Le temps que je barbouille le mur, la pluie avait cessée. Je jetai inquiet un coup œil à Mel pour jauger mon effet. Celle-ci fixait l'oiseau l'air connaisseuse :
«Pas mal Vango, pas mal ! Tu manies le pinceau en plus de l'archet ? me demanda-t-elle en désignant mon violon du menton, en tous cas, quelque chose me dit que tu ne fais pas ça régulièrement.
- oui, mais je suis trop sage pour le tag, je suis plus... classique.»

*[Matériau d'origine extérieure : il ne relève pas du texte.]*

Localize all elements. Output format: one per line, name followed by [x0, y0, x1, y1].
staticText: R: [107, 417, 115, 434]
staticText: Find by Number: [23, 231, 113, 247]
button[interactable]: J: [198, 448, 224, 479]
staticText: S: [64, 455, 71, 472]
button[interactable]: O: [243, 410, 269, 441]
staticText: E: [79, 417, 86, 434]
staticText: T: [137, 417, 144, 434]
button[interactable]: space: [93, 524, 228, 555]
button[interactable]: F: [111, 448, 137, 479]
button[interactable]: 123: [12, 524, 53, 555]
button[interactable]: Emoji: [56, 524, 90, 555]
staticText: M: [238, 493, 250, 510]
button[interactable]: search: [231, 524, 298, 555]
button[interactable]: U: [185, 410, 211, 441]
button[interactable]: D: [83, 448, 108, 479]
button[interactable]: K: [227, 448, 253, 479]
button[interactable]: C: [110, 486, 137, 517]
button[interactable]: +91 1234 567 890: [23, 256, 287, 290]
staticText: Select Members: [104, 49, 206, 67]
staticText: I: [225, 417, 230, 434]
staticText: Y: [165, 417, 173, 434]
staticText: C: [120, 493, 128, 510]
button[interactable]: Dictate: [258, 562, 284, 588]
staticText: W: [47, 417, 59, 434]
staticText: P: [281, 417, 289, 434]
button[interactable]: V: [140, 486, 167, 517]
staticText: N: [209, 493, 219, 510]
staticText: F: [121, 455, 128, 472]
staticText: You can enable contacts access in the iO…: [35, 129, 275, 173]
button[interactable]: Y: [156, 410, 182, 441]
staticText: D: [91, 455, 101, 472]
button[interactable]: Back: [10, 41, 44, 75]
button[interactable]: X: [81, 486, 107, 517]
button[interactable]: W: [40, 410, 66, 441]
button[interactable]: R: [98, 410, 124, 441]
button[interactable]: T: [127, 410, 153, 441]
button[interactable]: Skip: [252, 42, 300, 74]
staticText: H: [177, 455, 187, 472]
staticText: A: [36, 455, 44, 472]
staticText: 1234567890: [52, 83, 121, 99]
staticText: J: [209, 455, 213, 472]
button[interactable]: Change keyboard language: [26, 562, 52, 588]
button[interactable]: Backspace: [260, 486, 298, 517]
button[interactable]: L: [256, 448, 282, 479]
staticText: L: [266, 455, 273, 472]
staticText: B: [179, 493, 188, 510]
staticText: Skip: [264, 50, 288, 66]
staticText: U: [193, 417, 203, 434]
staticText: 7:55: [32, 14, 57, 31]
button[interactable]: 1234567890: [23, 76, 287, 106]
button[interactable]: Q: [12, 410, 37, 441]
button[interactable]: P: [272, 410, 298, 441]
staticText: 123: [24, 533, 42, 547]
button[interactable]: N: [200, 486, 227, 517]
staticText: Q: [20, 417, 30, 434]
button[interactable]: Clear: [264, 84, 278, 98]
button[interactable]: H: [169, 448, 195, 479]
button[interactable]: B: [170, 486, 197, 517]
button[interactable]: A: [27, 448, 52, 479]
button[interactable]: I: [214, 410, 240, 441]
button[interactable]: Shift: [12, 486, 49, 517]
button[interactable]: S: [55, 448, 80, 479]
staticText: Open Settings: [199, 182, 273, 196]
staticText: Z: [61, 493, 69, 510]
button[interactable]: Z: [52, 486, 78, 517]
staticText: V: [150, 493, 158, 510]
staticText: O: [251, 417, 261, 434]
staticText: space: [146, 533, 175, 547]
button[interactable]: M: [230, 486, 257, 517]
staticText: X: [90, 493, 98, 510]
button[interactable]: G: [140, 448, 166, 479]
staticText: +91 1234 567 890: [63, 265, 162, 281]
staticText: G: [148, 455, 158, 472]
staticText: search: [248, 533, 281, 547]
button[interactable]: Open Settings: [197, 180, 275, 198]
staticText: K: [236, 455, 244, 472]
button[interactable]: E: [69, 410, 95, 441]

J'appréciais le commentaire puisqu'il venait d'elle et je notais la justesse de ses observations. Oui, je peignais et clairement le street art n'était pas dans mes habitudes. Je m'essayais à l'huile, à l'acrylique, un peu à l'aquarelle et j'adorais ça. Créer une image à partir d'un peu de couleur, une histoire grâce à mes pinceaux. C'était comme ça que je me sentais le mieux. Mais je ne m'étais jamais approché du street art, n'ayant jamais eu de message à adresser à la ville. Ce genre de pratique avait pour but de réveiller les consciences, de faire passer un message fort non ? Ce qui était vrai aussi c'est que même si j'avais eu un cri à lancer, j'étais trop sage pour ne pas le retenir. J'étais un garçon trop "bien comme il faut" pour la révolte. J'écoutais ce que me disaient mes parents, je faisait mes devoirs sans créer d'histoires, je peignais de jolies choses bien gentilles... Pas à contre coeur, non, au contraire je faisais ça avec beaucoup de bonne volontée. Peut-être pour que mes parents soient fiers de moi, peut-être parce que c'est la définition que mon entourage m'avait donné d'une personne bien. Et je voulais être une personne bien ! Qui ne le voudrais pas ? Peut-être aussi parce que tout remettre en question est fatiguant. Fatiguant et douloureux. Je n'avais pas envie de détruire toutes mes certitudes, les bases sur lesquelles je m'étais construit. Après tout je ne faisais pas de remous et je me portais très bien comme ça, j'avais une famille, des amis, des loisirs. Bien sur, j'aurai bien aimé avoir la fibre d'un héros, à me dresser contre l'injustice, à oser braver les interdits quand ma conscience me l'indiquait. Mais je ne savais même pas contre quoi me dresser. Je n'avais sûrement pas assez connu la vie, la difficulté ou je ne sais quoi pour me révolter, avec mon entourage aisé et tout ce qu'il y a de plus normal. Enfin je n'allais pas me plaindre d'être né là où on ne manquais de rien et où la vie ne faisais pas trop mal.
Chassés par la fin de l'averse, nous rassemblions tous deux nos affaires perdus dans nos pensées. Je commençais à chercher les mots pour la saluer :
«Salut, Vango !» laissa-t-elle joyeusement en s'éloignant d'un pas vif.
Puis :
«Demain, dix-sept heure, même endroit» l'entendis-je crier, déjà loin.